Une nuit, parcourant les rues, un fakir vagabond se retrouva face à un jeune homme se tenant devant le corps ensanglanté d’une femme morte.
“Nom de Dieu, qu’avez-vous fait ?” laissa-t-il échapper, sans même réfléchir. “Quel est ce malheur ?”
“Ceci n’est pas un malheur. C’est le corps de ma mère que je viens de tuer”.
“Tuer ? Comment avez-vous pu tuer votre propre mère ? N’avez vous point conscience du respect et de l’honneur que l’on doit à sa mère, sans parler de l’abomination d’une telle action ? Qu’a-t-elle bien pu faire pour mériter un tel traitement ?”

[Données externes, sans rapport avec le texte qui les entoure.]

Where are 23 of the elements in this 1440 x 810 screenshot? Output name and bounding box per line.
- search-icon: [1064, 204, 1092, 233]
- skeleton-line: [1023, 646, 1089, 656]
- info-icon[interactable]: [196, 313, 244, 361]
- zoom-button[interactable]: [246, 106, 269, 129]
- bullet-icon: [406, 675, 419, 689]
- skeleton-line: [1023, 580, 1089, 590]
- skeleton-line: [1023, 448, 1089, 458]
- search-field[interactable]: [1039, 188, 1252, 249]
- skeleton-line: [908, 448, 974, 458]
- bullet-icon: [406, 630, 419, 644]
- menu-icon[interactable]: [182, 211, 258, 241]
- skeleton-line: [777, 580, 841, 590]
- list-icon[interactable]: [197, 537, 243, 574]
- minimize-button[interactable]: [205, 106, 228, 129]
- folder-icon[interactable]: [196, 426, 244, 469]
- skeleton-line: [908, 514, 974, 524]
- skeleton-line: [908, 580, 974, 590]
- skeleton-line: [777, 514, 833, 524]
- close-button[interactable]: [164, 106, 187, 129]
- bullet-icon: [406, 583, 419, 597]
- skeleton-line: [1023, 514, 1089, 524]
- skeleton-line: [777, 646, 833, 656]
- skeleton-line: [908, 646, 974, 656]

“Elle a fait une action tellement mauvaise, que cela a sali son propre nom…ainsi que le mien. Je suis rentré à la maison il y peu de temps, pour la trouver enlacée nue dans les bras d’un homme auquel elle n’était pas mariée. Ainsi, je l’ai tuée afin que sa tombe cache sa honte”.
“Et bien, dans ce cas,” dit l’étranger avec un haussement d’épaule, “j’aurai plutôt tué son partenaire dans ce péché”.

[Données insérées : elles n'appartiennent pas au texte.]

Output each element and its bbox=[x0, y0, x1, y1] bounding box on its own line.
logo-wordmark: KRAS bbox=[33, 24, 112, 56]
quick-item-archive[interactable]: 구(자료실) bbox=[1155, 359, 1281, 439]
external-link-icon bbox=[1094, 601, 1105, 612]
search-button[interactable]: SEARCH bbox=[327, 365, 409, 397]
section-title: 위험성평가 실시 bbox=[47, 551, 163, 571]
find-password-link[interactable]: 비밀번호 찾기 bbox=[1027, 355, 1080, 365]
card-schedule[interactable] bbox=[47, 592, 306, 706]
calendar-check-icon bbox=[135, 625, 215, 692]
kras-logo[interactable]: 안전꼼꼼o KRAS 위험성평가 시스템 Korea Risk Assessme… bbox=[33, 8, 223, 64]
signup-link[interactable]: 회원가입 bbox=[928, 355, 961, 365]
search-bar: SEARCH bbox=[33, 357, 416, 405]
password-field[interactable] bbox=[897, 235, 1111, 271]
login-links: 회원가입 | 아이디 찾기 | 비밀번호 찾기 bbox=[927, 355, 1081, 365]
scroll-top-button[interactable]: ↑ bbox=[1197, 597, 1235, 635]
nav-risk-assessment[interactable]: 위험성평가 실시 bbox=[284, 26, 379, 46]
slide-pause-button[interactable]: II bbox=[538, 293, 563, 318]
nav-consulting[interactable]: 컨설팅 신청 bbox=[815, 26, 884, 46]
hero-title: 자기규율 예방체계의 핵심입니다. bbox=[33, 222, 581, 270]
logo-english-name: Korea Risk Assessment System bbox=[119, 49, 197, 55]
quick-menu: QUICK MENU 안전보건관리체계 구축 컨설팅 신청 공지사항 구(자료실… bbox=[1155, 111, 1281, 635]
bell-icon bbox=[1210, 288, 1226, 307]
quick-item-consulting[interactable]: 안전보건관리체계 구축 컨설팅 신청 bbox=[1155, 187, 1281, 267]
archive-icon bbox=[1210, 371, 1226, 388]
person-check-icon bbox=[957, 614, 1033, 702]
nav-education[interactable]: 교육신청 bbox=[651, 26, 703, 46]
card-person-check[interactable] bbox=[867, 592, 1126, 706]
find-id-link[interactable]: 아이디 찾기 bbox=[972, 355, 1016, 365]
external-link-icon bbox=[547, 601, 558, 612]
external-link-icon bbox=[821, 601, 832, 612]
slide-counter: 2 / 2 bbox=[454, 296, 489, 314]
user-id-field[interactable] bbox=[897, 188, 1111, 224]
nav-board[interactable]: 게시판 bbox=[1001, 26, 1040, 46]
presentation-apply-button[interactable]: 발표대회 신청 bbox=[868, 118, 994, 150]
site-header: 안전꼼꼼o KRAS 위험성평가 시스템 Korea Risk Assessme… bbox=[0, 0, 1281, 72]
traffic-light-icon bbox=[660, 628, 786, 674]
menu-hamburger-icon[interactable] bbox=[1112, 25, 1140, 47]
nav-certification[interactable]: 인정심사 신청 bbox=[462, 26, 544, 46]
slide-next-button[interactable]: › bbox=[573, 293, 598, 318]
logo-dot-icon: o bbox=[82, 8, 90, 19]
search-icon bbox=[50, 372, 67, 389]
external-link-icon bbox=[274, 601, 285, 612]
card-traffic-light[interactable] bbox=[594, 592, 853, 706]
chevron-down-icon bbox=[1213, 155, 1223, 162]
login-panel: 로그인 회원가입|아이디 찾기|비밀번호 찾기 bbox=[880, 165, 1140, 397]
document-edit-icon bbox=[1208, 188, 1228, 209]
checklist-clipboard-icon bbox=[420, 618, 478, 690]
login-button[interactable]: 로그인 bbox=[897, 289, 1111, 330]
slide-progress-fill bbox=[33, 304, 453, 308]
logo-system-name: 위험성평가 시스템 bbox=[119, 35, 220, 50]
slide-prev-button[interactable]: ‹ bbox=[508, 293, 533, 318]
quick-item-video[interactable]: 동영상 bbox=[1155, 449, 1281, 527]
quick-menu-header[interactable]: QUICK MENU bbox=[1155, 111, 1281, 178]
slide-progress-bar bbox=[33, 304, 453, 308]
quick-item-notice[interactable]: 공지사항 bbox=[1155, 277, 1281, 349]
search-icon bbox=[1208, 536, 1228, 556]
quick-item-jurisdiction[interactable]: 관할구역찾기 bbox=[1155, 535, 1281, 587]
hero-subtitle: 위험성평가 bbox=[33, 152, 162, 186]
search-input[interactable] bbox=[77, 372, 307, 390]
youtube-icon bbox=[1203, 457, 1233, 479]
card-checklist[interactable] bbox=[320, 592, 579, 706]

“Mais alors,” répondit l’autre, “j’aurai dut tuer quelqu’un de nouveau chaque jour
En tuant ma mère, j’ai évité de faire couler le sang d’une multitude d’autres personnes. N’est-ce pas mieux de ne couper qu’une seule gorge, plutôt qu’un si grand nombre ?”
O lecteur, cette mère de mauvaise nature, dont les vices peuvent être trouvés dans les moindres recoins, c’est ton propre ego. Viens donc et tue-le, car à cause de cette vile créature, à chaque moment tu t’attaque à quelqu’un de réellement vénérable.
A cause de cet ego, ce monde juste est devenu étroit et rempli de chagrin pour toi; à cause de cette folie, à chaque moment tu es en guerre avec Dieu et l’homme. Cependant, en tuant cet ego, tu te délivreras de tout ça et tu ne devras plus t’excuser constamment: car plus personne sur cette terre ne sera ton ennemi!”
(Mesnevi, Livre II, lignes 776-785).